Created: 29 Mar 2012 | 5 comments
Language Translations
meggie_woodfield's picture
+5 5 Votes
Login to vote

Table of Contents

About Event Queues in ITMS 7.1 SP2

New Event Queue features in 7.1 SP2

New Event Queue processing features in 7.1 SP2

How to use the EventFailureBackupFolder and EventCopyFolder settings

Q&A

NSE Flow Diagrams

About Event Queues in ITMS 7.1 SP2

This article covers how Event Queues work in ITMS 7.1 SP2. Event Queues, or Message Queues, store and queue some Notification Server events while those events are waiting to be executed.

New Event Queue features in 7.1 SP2

With the release of ITMS 7.1 SP2, the following general improvements were made:

  • The SMP logs and Event Queues have been moved to C:\ProgramData\Symantec\SMP.

        For information about where Event Queues were located prior to the 7.1 SP2 release, see the following

        article:

        www.symantec.com/docs/HOWTO45754

  • Event Queue paths are now changeable via the following registry: EventQueuePath key in HKEY_LOCAL_MACHINE\SOFTWARE\Altiris\eXpress\Notification Server

        Changes will be applied after all services are restarted. The recommended way to change path values is as

        follows:

        1.      Stop all Altiris services and the World Wide Web Publishing Service.

        2.      Change registry values.

        3.      Start all Altiris services and the World Wide Web Publishing Service.

        NOTE: Do not redirect the EventQueues to the NSCap directory structure as it may stop NSEs from being

        processed.

        This is because old NSCap folders are monitored by an event dispatcher for legacy NSEs, which are put as

        files into subfolders.

        If you point the dispatcher to one of the subfolders, it will create files there and they will immediately

        be caught as new NSEs from legacy solutions and routed again to the dispatcher.

        For more information about this issue, please see the following article:

        www.symantec.com/docs/TECH183959

  • Default values for Event Queue ([CommonAppDataFolder]Symantec\SMP\EventQueue) now are hard-coded in the MSI file.
  • All hard-coded values with the path to the Event Queue folder are replaced with properties from NS.Installation.ProductConfiguration.
  • Event Queue folders will be created on first call to properties in NS.Installation.ProductConfiguration.
  • If the folder for Event Queue cannot be created, then an exception will be thrown and an entry will be added to the Altiris and/or Windows Application logs.
  • During an Upgrade (In-Box)/Repair, old values should be migrated from the previous version of SMP.
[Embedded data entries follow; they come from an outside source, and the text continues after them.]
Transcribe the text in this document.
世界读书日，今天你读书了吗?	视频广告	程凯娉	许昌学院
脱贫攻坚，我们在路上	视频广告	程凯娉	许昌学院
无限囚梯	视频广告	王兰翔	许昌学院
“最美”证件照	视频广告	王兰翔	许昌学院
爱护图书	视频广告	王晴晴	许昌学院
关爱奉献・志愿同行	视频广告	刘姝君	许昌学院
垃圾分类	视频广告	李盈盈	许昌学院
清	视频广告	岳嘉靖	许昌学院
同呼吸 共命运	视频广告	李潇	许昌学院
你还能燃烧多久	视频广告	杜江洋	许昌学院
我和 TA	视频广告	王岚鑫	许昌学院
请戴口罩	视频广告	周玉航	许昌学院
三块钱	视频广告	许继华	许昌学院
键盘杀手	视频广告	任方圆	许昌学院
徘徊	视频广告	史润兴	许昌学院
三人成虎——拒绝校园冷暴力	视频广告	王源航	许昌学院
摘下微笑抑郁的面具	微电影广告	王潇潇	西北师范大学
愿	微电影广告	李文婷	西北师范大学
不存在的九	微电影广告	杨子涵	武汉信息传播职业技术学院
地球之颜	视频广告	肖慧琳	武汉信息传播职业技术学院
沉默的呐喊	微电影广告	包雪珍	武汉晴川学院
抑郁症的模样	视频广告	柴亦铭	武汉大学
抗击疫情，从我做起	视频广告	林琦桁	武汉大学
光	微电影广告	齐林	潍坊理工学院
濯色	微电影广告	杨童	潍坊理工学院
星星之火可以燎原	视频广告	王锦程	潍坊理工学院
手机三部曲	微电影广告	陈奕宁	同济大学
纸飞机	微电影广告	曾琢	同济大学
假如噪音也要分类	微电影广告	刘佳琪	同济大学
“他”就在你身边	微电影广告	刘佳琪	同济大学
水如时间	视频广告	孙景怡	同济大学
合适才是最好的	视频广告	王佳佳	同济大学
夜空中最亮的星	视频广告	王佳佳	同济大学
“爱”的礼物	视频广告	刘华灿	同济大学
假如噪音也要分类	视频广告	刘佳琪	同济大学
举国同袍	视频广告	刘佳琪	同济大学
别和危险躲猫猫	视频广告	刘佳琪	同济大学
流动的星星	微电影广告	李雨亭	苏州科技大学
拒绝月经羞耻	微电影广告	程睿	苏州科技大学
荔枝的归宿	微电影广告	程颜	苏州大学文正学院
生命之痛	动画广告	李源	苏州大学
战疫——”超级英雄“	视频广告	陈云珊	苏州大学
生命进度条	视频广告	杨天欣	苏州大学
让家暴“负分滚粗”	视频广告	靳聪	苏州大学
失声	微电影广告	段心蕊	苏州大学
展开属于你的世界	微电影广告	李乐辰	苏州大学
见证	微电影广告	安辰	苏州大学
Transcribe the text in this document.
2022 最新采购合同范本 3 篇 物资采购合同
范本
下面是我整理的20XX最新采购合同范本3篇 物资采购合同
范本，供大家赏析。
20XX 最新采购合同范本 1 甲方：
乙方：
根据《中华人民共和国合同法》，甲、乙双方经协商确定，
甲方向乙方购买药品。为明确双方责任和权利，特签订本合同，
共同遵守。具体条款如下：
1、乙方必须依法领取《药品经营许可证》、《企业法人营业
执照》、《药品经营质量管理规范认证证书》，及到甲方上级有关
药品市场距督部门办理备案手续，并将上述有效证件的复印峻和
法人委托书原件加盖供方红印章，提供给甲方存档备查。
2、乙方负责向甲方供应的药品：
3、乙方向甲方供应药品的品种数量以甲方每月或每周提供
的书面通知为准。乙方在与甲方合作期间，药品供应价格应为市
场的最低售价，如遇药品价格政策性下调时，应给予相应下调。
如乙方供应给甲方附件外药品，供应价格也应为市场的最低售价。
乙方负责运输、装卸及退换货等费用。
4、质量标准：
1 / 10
New Event Queue processing features in 7.1 SP2

With the release of ITMS 7.1 SP2, some improvements were made to accelerate and improve NSE processing in the Event Queues.

Agent side

  • Changes were made to passing the get parameters in the format priority=level&source=sourceGuid to PostEvent.aspx. A new parameter is now passed to PostEvent.aspx - source=<agent guid>.

        The agent code was modified to make sure that events are sent in the proper order.

        In SP2, the first event passed to Event Queue API will be sent first.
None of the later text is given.